The E-rate is a great program, improving the lives of millions of Americans by helping to deliver faster Internet, at a lower cost, to schools and libraries. E-rate dollars support 97% of America’s K-12 students and applicants consider E-rate funding vital to their communications needs.
Here, near the end of the 2017 filing window, and in the midst of concerns
, it is good to be reminded of what makes this program so strong. The first and greatest strength of the E-rate is the mission, itself, connecting learners (of all ages) to the Internet. It is a noble cause that impacts everyone in our country, and it is worthy of our time and energy and our very best efforts.
Just being a good cause, alone, is not enough. Ultimately, the E-rate is such a strong program because of its fundamental architecture. It is built from four solid principles that combine to create a powerful and resilient structure.
- Paying discounts
- Making local decisions
- Encouraging competition
- Supporting outcomes
Applicants who are new to the E-rate program quickly discover that it’s structure is unique. This is not a grant program. It is a discount program. That simple distinction makes a world of difference. Applicants have a greater incentive to make cost-effective decisions and to only purchase the goods and services that meet their most pressing needs. This guards against waste, fraud and abuse and helps insure that program dollars are directed where they are needed most. Furthermore, because discounts can vary, more E-rate dollars can be targeted towards the communities that need them the most.
Making Local Decisions
Most state and federal programs come with giant strings attached, along with priorities that are mandated from the Governor’s Mansion or the White House. The E-rate is the rarest of programs: it lets local decision makers make local decisions. School district and library leaders can assess their local needs and make local planning decisions based on what will serve their local constituents best. This means that E-rate dollars are invested where local leaders need them, not just where the state or federal government tells them they must go.

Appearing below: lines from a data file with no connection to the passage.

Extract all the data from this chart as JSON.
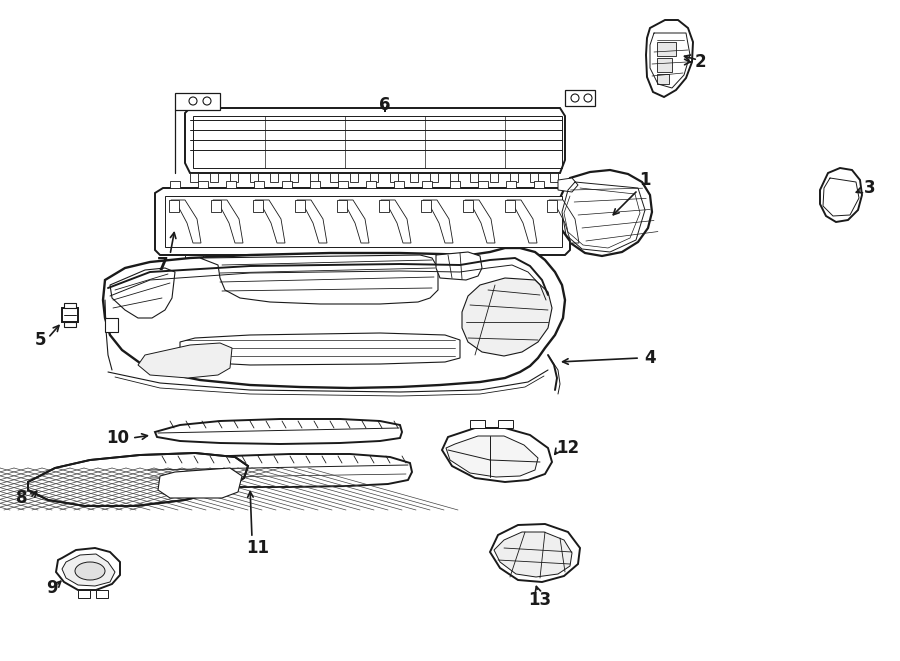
{
  "background_color": "#ffffff",
  "line_color": "#1a1a1a",
  "lw_main": 1.4,
  "lw_detail": 0.8,
  "lw_thin": 0.5,
  "label_fontsize": 12,
  "label_color": "#000000"
}
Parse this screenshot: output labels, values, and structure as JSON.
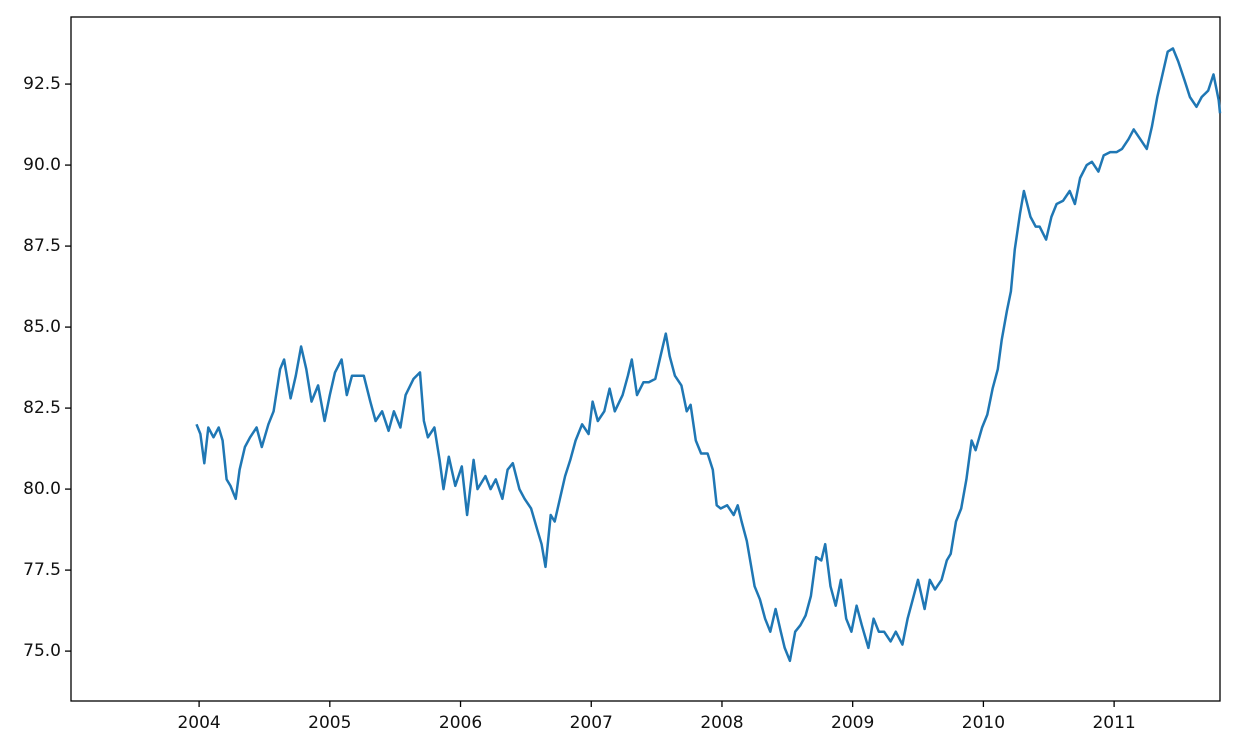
{
  "chart_data": {
    "type": "line",
    "x": [
      2003.98,
      2004.01,
      2004.04,
      2004.07,
      2004.11,
      2004.15,
      2004.18,
      2004.21,
      2004.24,
      2004.28,
      2004.31,
      2004.35,
      2004.39,
      2004.44,
      2004.48,
      2004.53,
      2004.57,
      2004.62,
      2004.65,
      2004.7,
      2004.74,
      2004.78,
      2004.82,
      2004.86,
      2004.91,
      2004.96,
      2005.0,
      2005.04,
      2005.09,
      2005.13,
      2005.17,
      2005.22,
      2005.26,
      2005.31,
      2005.35,
      2005.4,
      2005.45,
      2005.49,
      2005.54,
      2005.58,
      2005.64,
      2005.69,
      2005.72,
      2005.75,
      2005.8,
      2005.84,
      2005.87,
      2005.91,
      2005.96,
      2006.01,
      2006.05,
      2006.1,
      2006.13,
      2006.19,
      2006.23,
      2006.27,
      2006.32,
      2006.36,
      2006.4,
      2006.45,
      2006.49,
      2006.54,
      2006.59,
      2006.62,
      2006.65,
      2006.69,
      2006.72,
      2006.76,
      2006.8,
      2006.84,
      2006.88,
      2006.93,
      2006.98,
      2007.01,
      2007.05,
      2007.1,
      2007.14,
      2007.18,
      2007.24,
      2007.28,
      2007.31,
      2007.35,
      2007.4,
      2007.44,
      2007.49,
      2007.53,
      2007.57,
      2007.6,
      2007.64,
      2007.69,
      2007.73,
      2007.76,
      2007.8,
      2007.84,
      2007.89,
      2007.93,
      2007.96,
      2007.99,
      2008.04,
      2008.09,
      2008.12,
      2008.15,
      2008.19,
      2008.22,
      2008.25,
      2008.29,
      2008.33,
      2008.37,
      2008.41,
      2008.45,
      2008.48,
      2008.52,
      2008.56,
      2008.6,
      2008.64,
      2008.68,
      2008.72,
      2008.76,
      2008.79,
      2008.83,
      2008.87,
      2008.91,
      2008.95,
      2008.99,
      2009.03,
      2009.07,
      2009.12,
      2009.16,
      2009.2,
      2009.24,
      2009.29,
      2009.33,
      2009.38,
      2009.42,
      2009.46,
      2009.5,
      2009.55,
      2009.59,
      2009.63,
      2009.68,
      2009.72,
      2009.75,
      2009.79,
      2009.83,
      2009.87,
      2009.91,
      2009.94,
      2009.99,
      2010.03,
      2010.07,
      2010.11,
      2010.14,
      2010.18,
      2010.21,
      2010.24,
      2010.28,
      2010.31,
      2010.36,
      2010.4,
      2010.43,
      2010.48,
      2010.52,
      2010.56,
      2010.61,
      2010.66,
      2010.7,
      2010.74,
      2010.79,
      2010.83,
      2010.88,
      2010.92,
      2010.97,
      2011.02,
      2011.06,
      2011.11,
      2011.15,
      2011.2,
      2011.25,
      2011.29,
      2011.33,
      2011.37,
      2011.41,
      2011.45,
      2011.49,
      2011.54,
      2011.58,
      2011.63,
      2011.67,
      2011.72,
      2011.76,
      2011.8,
      2011.81
    ],
    "series": [
      {
        "color": "#1f77b4",
        "values": [
          82.0,
          81.7,
          80.8,
          81.9,
          81.6,
          81.9,
          81.5,
          80.3,
          80.1,
          79.7,
          80.6,
          81.3,
          81.6,
          81.9,
          81.3,
          82.0,
          82.4,
          83.7,
          84.0,
          82.8,
          83.5,
          84.4,
          83.7,
          82.7,
          83.2,
          82.1,
          82.9,
          83.6,
          84.0,
          82.9,
          83.5,
          83.5,
          83.5,
          82.7,
          82.1,
          82.4,
          81.8,
          82.4,
          81.9,
          82.9,
          83.4,
          83.6,
          82.1,
          81.6,
          81.9,
          80.9,
          80.0,
          81.0,
          80.1,
          80.7,
          79.2,
          80.9,
          80.0,
          80.4,
          80.0,
          80.3,
          79.7,
          80.6,
          80.8,
          80.0,
          79.7,
          79.4,
          78.7,
          78.3,
          77.6,
          79.2,
          79.0,
          79.7,
          80.4,
          80.9,
          81.5,
          82.0,
          81.7,
          82.7,
          82.1,
          82.4,
          83.1,
          82.4,
          82.9,
          83.5,
          84.0,
          82.9,
          83.3,
          83.3,
          83.4,
          84.1,
          84.8,
          84.1,
          83.5,
          83.2,
          82.4,
          82.6,
          81.5,
          81.1,
          81.1,
          80.6,
          79.5,
          79.4,
          79.5,
          79.2,
          79.5,
          79.0,
          78.4,
          77.7,
          77.0,
          76.6,
          76.0,
          75.6,
          76.3,
          75.6,
          75.1,
          74.7,
          75.6,
          75.8,
          76.1,
          76.7,
          77.9,
          77.8,
          78.3,
          77.0,
          76.4,
          77.2,
          76.0,
          75.6,
          76.4,
          75.8,
          75.1,
          76.0,
          75.6,
          75.6,
          75.3,
          75.6,
          75.2,
          76.0,
          76.6,
          77.2,
          76.3,
          77.2,
          76.9,
          77.2,
          77.8,
          78.0,
          79.0,
          79.4,
          80.3,
          81.5,
          81.2,
          81.9,
          82.3,
          83.1,
          83.7,
          84.6,
          85.5,
          86.1,
          87.4,
          88.5,
          89.2,
          88.4,
          88.1,
          88.1,
          87.7,
          88.4,
          88.8,
          88.9,
          89.2,
          88.8,
          89.6,
          90.0,
          90.1,
          89.8,
          90.3,
          90.4,
          90.4,
          90.5,
          90.8,
          91.1,
          90.8,
          90.5,
          91.2,
          92.1,
          92.8,
          93.5,
          93.6,
          93.2,
          92.6,
          92.1,
          91.8,
          92.1,
          92.3,
          92.8,
          92.0,
          91.6
        ]
      }
    ],
    "xlim": [
      2003.02,
      2011.81
    ],
    "xticks": [
      2004,
      2005,
      2006,
      2007,
      2008,
      2009,
      2010,
      2011
    ],
    "ylim": [
      73.46,
      94.57
    ],
    "yticks": [
      {
        "value": 75,
        "label": "75.0"
      },
      77.5,
      {
        "value": 80,
        "label": "80.0"
      },
      82.5,
      {
        "value": 85,
        "label": "85.0"
      },
      87.5,
      {
        "value": 90,
        "label": "90.0"
      },
      92.5
    ]
  }
}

From its inception, the E-rate program has been all about driving competition. It hardly seems revolutionary now, but twenty years ago it was unique for vendors to have a single stop source of opportunities. Instead of requiring vendors to individually contact 25,000 applicants, the E-rate marketplace provides them with a single point of entry to support K-12 schools and library systems. This helps level the playing field between large and small service providers, lowers prices, and opens the door for new technologies.

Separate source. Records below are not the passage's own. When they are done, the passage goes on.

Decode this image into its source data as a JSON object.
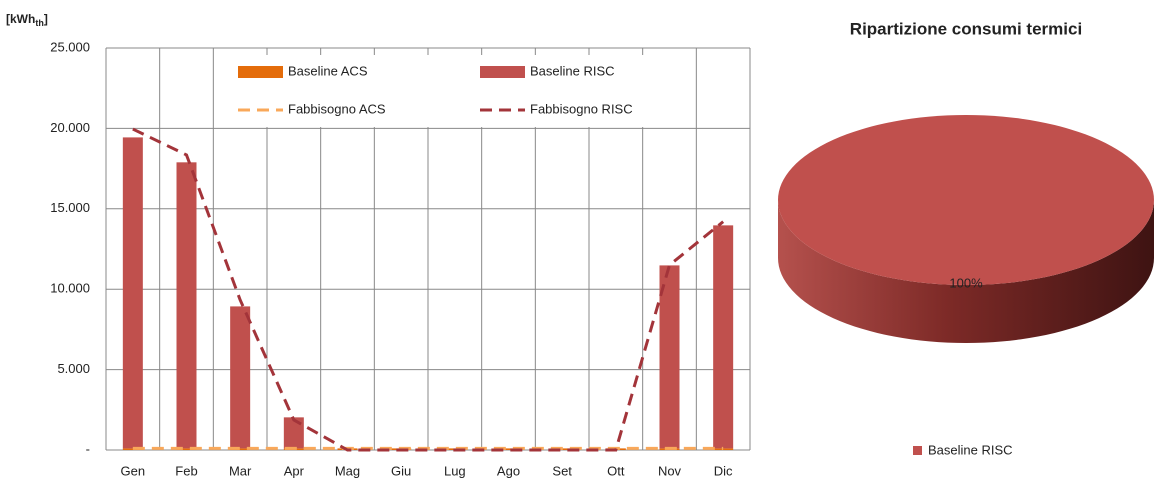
{
  "chart_data": [
    {
      "type": "bar-line",
      "ylabel": [
        "[kWh",
        "th",
        "]"
      ],
      "categories": [
        "Gen",
        "Feb",
        "Mar",
        "Apr",
        "Mag",
        "Giu",
        "Lug",
        "Ago",
        "Set",
        "Ott",
        "Nov",
        "Dic"
      ],
      "series": [
        {
          "name": "Baseline ACS",
          "kind": "bar",
          "color": "#e46c0a",
          "values": [
            100,
            100,
            100,
            100,
            100,
            100,
            100,
            100,
            100,
            100,
            100,
            100
          ]
        },
        {
          "name": "Baseline RISC",
          "kind": "bar",
          "color": "#c0504d",
          "values": [
            19340,
            17790,
            8830,
            1930,
            0,
            0,
            0,
            0,
            0,
            0,
            11380,
            13870
          ]
        },
        {
          "name": "Fabbisogno ACS",
          "kind": "line",
          "color": "#f9a85a",
          "values": [
            100,
            100,
            100,
            100,
            100,
            100,
            100,
            100,
            100,
            100,
            100,
            100
          ]
        },
        {
          "name": "Fabbisogno RISC",
          "kind": "line",
          "color": "#a3343a",
          "values": [
            19960,
            18350,
            9330,
            1870,
            0,
            0,
            0,
            0,
            0,
            0,
            11500,
            14200
          ]
        }
      ],
      "ylim": [
        0,
        25000
      ],
      "yticks": [
        {
          "value": 0,
          "label": "-"
        },
        {
          "value": 5000,
          "label": "5.000"
        },
        {
          "value": 10000,
          "label": "10.000"
        },
        {
          "value": 15000,
          "label": "15.000"
        },
        {
          "value": 20000,
          "label": "20.000"
        },
        {
          "value": 25000,
          "label": "25.000"
        }
      ],
      "grid": true
    },
    {
      "type": "pie",
      "title": "Ripartizione consumi termici",
      "categories": [
        "Baseline RISC"
      ],
      "values": [
        100
      ],
      "value_labels": [
        "100%"
      ],
      "colors": [
        "#c0504d"
      ]
    }
  ]
}
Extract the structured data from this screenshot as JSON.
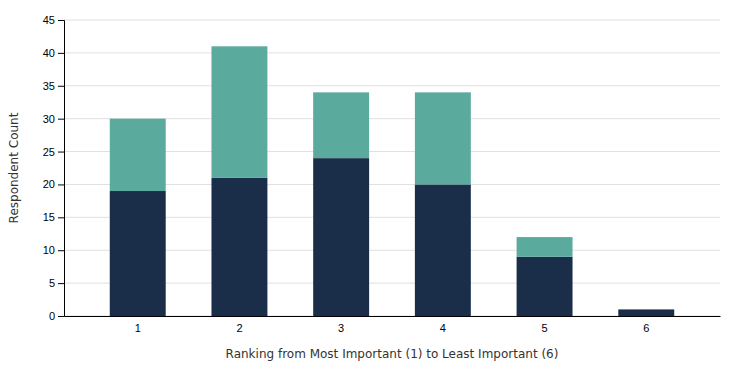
{
  "chart_data": {
    "type": "bar",
    "stacked": true,
    "categories": [
      "1",
      "2",
      "3",
      "4",
      "5",
      "6"
    ],
    "series": [
      {
        "color": "#1a2e4a",
        "values": [
          19,
          21,
          24,
          20,
          9,
          1
        ]
      },
      {
        "color": "#5aab9e",
        "values": [
          11,
          20,
          10,
          14,
          3,
          0
        ]
      }
    ],
    "xlabel": "Ranking from Most Important (1) to Least Important (6)",
    "ylabel": "Respondent Count",
    "ylim": [
      0,
      45
    ],
    "yticks": [
      0,
      5,
      10,
      15,
      20,
      25,
      30,
      35,
      40,
      45
    ],
    "grid": true
  }
}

The E-rate program’s eligible services framework is simple: provide discounts for “the stuff” required to connect students and library patrons to the Internet. The means of achieving that outcome has changed dramatically over the years. (For example, there was no such thing as Wi-Fi the first year of the E-rate program.) By focusing on the outcome, rather than a requirement that applicants use X technology or Y vendor, the E-rate has remained, and will continue to remain, relevant for many years.

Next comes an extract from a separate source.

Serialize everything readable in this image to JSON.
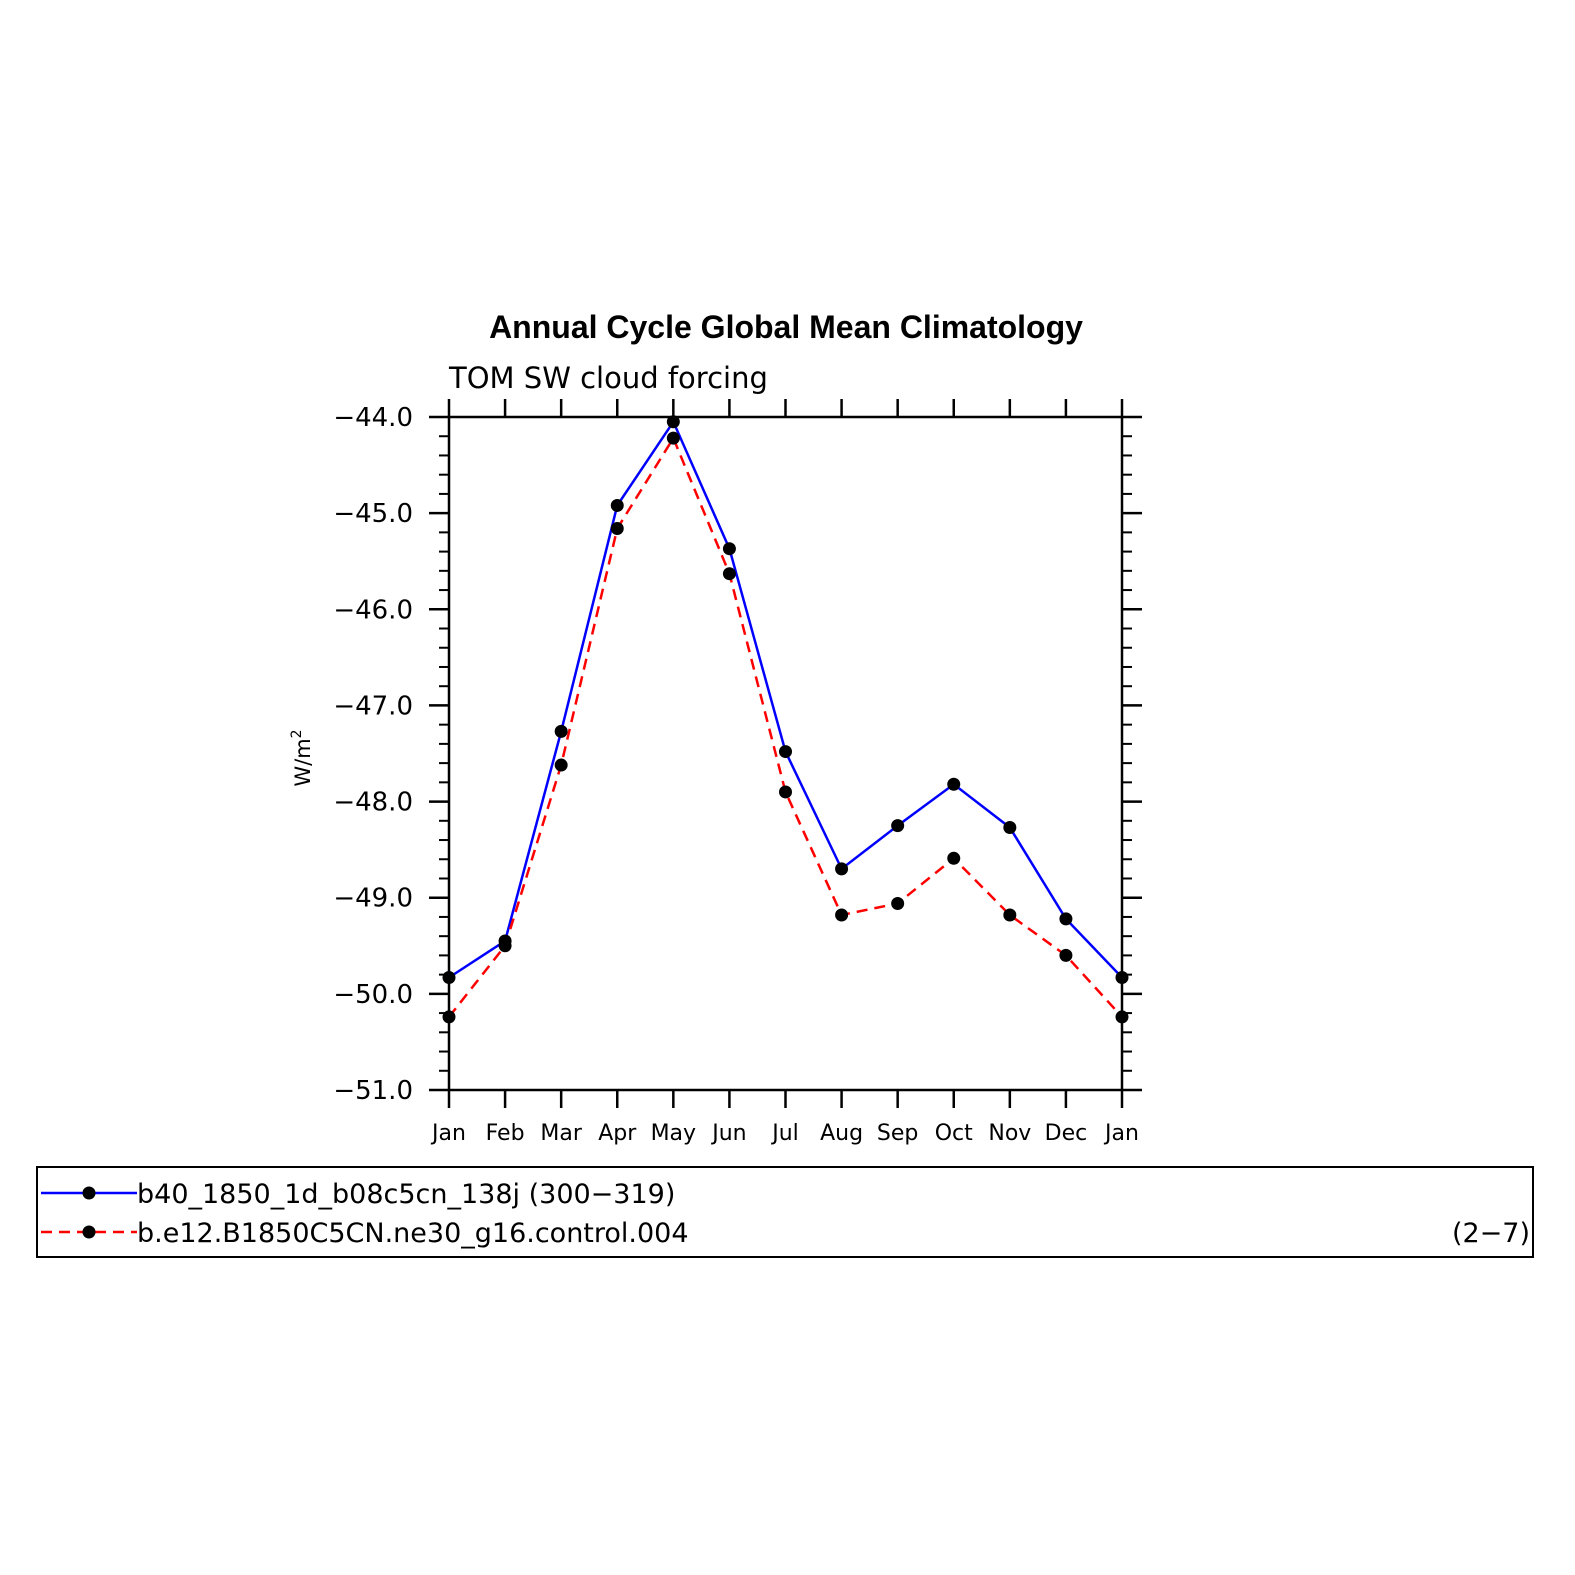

The E-rate is transforming our communities for the better by providing broadband Internet into our schools and libraries. As we look towards the future of the E-rate program, let us remain focused on the great framework with which we get to work. The use of discounts guards against excessive spending, while varying the discount rates provides extra support to those who need it the most. Local decision making eliminates one-size-fits-all Washington, DC, decisions, and directs the dollars to where they will have the greatest impact. Finally, competition and a focus on outcomes encourages new solutions and better prices so that everyone truly wins.
Certainly, the E-rate program is not without its challenges, but the fundamental nature of the program remains as strong as ever.